The `eval_overcooked.sh` script calls `eval_overcooked.py` with these key parameters:

#### Model Configuration:
- **`--agents`**: Number of agents to evaluate (default: 36)
- **`--hists`**: Number of history contexts (default: 140)
- **`--samples`**: Number of query samples (default: 70)
- **`--H`**: Context horizon length (default: 200)
- **`--epoch`**: Which training epoch to evaluate (default: 20)
- **`--model_subdir`**: Directory containing the trained model

#### Evaluation Settings:
- **`--hor`**: Episode horizon for evaluation (default: 200)
- **`--n_eval`**: Number of evaluation runs (default: 1)
- **`--batch_size`**: Evaluation batch size (default: 100)
- **`--use_step_masking`**: Use the same masking as during training
- **`--mask_steps_per_episode`**: Steps to mask per episode (default: 70)

#### Model Architecture (must match training):
- **`--layer`**: Number of transformer layers (default: 4)
- **`--head`**: Number of attention heads (default: 2)
- **`--embd`**: Embedding dimension (default: 128)
- **`--dropout`**: Dropout rate (default: 0.3)
- **`--transformer`**: Transformer model type (default: "gpt2")
- **`--num_query`**: Number of query states (default: 6)

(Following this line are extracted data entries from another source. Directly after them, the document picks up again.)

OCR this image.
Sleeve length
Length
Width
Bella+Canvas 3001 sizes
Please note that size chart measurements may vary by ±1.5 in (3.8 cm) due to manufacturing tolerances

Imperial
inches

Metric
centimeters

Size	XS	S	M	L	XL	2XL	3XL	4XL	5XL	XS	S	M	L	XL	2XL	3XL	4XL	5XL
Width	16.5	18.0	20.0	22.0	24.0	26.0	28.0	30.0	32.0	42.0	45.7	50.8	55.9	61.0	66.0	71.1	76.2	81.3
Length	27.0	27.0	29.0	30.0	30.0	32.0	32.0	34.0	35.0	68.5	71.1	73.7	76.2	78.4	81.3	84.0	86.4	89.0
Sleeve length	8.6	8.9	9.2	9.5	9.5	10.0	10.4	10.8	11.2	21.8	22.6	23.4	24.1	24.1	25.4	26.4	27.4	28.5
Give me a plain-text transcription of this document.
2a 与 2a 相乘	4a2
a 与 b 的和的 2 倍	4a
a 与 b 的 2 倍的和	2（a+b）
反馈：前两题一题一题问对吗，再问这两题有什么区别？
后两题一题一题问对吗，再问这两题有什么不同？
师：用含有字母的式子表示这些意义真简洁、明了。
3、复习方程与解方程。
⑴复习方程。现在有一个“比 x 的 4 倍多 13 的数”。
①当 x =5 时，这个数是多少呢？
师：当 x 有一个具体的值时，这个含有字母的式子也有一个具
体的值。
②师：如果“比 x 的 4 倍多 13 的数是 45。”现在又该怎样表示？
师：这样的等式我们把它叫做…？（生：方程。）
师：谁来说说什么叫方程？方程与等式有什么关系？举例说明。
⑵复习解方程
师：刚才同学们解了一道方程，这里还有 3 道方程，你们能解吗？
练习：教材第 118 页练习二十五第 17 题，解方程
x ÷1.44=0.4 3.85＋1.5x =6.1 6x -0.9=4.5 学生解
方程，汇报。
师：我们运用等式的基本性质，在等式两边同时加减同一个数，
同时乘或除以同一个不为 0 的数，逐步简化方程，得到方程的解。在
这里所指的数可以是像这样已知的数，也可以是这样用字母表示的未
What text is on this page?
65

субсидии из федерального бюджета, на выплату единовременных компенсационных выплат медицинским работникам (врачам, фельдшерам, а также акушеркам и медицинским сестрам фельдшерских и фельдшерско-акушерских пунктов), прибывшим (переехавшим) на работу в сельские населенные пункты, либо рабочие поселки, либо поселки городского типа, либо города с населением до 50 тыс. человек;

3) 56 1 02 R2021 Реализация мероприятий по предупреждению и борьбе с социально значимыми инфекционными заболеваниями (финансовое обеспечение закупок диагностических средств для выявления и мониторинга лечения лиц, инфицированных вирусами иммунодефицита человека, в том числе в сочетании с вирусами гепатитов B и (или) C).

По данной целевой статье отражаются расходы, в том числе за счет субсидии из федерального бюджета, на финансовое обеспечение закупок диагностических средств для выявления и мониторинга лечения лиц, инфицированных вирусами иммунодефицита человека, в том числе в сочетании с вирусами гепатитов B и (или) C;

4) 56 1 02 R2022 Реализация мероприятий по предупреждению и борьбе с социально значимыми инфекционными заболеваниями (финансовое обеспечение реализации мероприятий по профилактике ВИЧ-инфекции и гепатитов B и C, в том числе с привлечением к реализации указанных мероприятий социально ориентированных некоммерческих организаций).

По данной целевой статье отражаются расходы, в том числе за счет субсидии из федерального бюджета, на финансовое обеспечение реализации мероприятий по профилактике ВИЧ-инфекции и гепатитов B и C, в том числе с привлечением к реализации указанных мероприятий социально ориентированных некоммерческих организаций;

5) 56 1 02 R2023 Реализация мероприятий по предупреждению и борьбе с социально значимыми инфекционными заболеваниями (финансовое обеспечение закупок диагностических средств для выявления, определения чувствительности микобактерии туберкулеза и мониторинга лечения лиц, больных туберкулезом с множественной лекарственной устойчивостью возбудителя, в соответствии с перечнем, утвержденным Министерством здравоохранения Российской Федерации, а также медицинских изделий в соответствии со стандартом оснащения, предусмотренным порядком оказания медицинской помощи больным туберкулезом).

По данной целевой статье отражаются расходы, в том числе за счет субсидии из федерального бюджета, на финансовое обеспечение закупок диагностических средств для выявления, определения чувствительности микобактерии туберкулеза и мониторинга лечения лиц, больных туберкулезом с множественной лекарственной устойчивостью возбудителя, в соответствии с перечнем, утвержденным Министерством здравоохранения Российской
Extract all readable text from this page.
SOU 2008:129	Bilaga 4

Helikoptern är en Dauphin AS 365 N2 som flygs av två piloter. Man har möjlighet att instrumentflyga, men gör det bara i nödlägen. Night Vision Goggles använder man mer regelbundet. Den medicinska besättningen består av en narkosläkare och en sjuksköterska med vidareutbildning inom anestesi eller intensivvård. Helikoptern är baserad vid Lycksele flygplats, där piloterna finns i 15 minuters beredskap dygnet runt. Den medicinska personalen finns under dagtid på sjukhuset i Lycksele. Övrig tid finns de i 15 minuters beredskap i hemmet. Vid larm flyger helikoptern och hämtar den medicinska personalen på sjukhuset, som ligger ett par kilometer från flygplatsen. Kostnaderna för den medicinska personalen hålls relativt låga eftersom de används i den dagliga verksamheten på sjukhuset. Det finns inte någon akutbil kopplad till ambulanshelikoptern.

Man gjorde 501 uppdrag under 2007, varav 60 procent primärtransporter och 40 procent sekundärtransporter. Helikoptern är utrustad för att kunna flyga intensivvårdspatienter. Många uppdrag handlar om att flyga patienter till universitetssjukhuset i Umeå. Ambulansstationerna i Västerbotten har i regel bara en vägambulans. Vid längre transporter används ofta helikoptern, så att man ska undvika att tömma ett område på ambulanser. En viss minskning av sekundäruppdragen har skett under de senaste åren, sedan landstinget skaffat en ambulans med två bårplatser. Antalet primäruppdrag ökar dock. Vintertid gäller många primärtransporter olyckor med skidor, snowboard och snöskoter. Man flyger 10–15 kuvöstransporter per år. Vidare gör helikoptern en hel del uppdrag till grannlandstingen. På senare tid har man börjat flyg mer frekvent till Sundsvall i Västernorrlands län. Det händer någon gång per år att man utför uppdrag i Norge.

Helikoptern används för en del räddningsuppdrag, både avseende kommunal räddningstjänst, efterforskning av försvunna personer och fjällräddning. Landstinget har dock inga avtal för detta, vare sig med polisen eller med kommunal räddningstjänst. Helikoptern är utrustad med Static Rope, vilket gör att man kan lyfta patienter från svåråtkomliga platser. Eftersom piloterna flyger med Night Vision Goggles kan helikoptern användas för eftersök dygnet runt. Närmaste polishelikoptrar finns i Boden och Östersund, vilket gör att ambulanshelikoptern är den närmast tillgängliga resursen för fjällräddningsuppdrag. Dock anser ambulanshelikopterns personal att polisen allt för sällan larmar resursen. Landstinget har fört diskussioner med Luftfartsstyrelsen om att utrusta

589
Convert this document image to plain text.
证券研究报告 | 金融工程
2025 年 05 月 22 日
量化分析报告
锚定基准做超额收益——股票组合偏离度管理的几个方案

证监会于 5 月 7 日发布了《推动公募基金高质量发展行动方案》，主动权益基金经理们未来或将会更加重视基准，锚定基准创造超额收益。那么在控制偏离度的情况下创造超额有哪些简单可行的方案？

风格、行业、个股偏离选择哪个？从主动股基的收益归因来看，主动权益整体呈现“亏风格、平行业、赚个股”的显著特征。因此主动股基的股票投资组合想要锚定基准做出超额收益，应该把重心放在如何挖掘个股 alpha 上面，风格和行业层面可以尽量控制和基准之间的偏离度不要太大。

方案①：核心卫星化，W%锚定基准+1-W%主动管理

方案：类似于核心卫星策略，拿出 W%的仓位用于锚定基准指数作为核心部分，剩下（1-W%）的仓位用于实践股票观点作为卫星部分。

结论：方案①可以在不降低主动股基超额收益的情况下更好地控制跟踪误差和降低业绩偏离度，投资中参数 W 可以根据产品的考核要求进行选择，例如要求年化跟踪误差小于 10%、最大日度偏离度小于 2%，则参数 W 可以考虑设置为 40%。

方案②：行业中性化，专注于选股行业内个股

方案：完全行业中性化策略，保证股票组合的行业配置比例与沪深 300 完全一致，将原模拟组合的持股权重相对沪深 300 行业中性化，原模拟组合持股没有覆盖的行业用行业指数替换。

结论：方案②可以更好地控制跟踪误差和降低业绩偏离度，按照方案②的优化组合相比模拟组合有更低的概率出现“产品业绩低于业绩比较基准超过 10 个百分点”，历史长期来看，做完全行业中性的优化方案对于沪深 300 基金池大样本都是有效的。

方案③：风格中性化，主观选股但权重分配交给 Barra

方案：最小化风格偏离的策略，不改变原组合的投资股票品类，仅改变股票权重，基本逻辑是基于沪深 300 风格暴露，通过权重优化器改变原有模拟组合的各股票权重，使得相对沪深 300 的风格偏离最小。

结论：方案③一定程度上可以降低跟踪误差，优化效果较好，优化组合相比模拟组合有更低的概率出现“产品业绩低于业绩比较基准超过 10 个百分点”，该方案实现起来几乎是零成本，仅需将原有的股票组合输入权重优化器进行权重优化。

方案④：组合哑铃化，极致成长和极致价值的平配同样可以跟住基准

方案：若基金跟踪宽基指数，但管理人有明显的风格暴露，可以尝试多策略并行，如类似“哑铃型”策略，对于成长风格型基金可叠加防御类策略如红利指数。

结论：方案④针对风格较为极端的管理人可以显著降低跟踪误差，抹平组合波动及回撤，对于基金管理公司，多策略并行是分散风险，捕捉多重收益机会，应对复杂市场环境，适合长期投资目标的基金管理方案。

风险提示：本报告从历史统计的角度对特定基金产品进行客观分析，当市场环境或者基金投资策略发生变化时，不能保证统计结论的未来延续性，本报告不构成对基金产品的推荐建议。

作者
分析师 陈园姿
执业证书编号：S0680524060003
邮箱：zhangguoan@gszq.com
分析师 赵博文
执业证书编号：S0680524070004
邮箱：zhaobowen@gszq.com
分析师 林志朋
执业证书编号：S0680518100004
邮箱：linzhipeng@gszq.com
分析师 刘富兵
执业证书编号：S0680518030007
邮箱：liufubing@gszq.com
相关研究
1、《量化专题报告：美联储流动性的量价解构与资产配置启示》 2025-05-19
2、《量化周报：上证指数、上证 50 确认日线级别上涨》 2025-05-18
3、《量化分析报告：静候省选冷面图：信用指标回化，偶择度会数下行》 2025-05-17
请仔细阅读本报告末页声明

### Global Variables to Modify

Before running evaluation, you need to modify several global variables in `eval_overcooked.py`:

#### Path Configuration:
```python
STORAGE_PREFIX = 'prefix_to_where_collect_data_py_is_stored' 
```

#### Evaluation Parameters:
```python
CTX_ROLLOUTS = 5        # Number of context rollouts
SEED_TYPE = "test"      # Type of seeds to evaluate: "train", "test", or "mep"
EPISODE_LENGTH = 200    # Length of evaluation episodes
HEPS = 50               # Number of episodes to run
GROUP_PREFIX = ""       # WandB group prefix
SKILL_LEVEL = "final"   # Skill level: "mid" or "final"
```

#### Model Paths:
```python
# Paths to biased agent models (must match training configuration)
model_path0 = f"/path/to/hsp{model_seed}_{SKILL_LEVEL}_w0_actor.pt"
model_path1 = f"/path/to/hsp{model_seed}_{SKILL_LEVEL}_w1_actor.pt"
```

#### Seed Configuration:
You can modify the `seed_range` for different layouts to test on different sets of agents:

```python
if layout_name == "random1":
    if SEED_TYPE == "train":
        seed_range = [1, 3, 5, 9, 11, 13, 15, 16, 17, 19]
    elif SEED_TYPE == "test":
        seed_range = [2, 8, 12, 15, 16, 17, 20, 27, 31, 50]
```

### Evaluation Process

The evaluation process includes:

1. **Model Loading**: Load the trained CooT model
2. **Environment Setup**: Create Overcooked environment with specified layout
3. **Best Response Calculation**: Compute optimal performance baseline
4. **Online Evaluation**: Test model adaptation over multiple episodes
5. **Performance Metrics**: Calculate cumulative rewards and adaptation curves
6. **Visualization**: Generate performance plots and save results

### Output and Results

The evaluation generates:

- **Performance metrics**: Average rewards and adaptation curves
- **Visualization plots**: Performance over episodes 
- **WandB logging**: If enabled, logs results to Weights & Biases
- **Console output**: Detailed performance statistics for each seed

### Important Notes

1. **Model Compatibility**: Ensure evaluation parameters match training parameters exactly
2. **Path Verification**: Verify all model and data paths exist before running
3. **Resource Requirements**: Evaluation can be computationally intensive; adjust batch sizes as needed
4. **Seed Selection**: Choose appropriate seed ranges based on your evaluation goals
5. **Performance Baseline**: The evaluation compares against best response agents to measure adaptation quality

## Complete Pipeline Summary

The complete CooT training and evaluation pipeline:

1. **Generate Rollouts** → Create trajectory data with biased agents
2. **Collect Data** → Process rollouts into training datasets  
3. **Train Model** → Train CooT transformer model
4. **Evaluate Model** → Test model performance and adaptation

Each step builds upon the previous one, creating a comprehensive system for training contextual out-of-task agents in the Overcooked environment.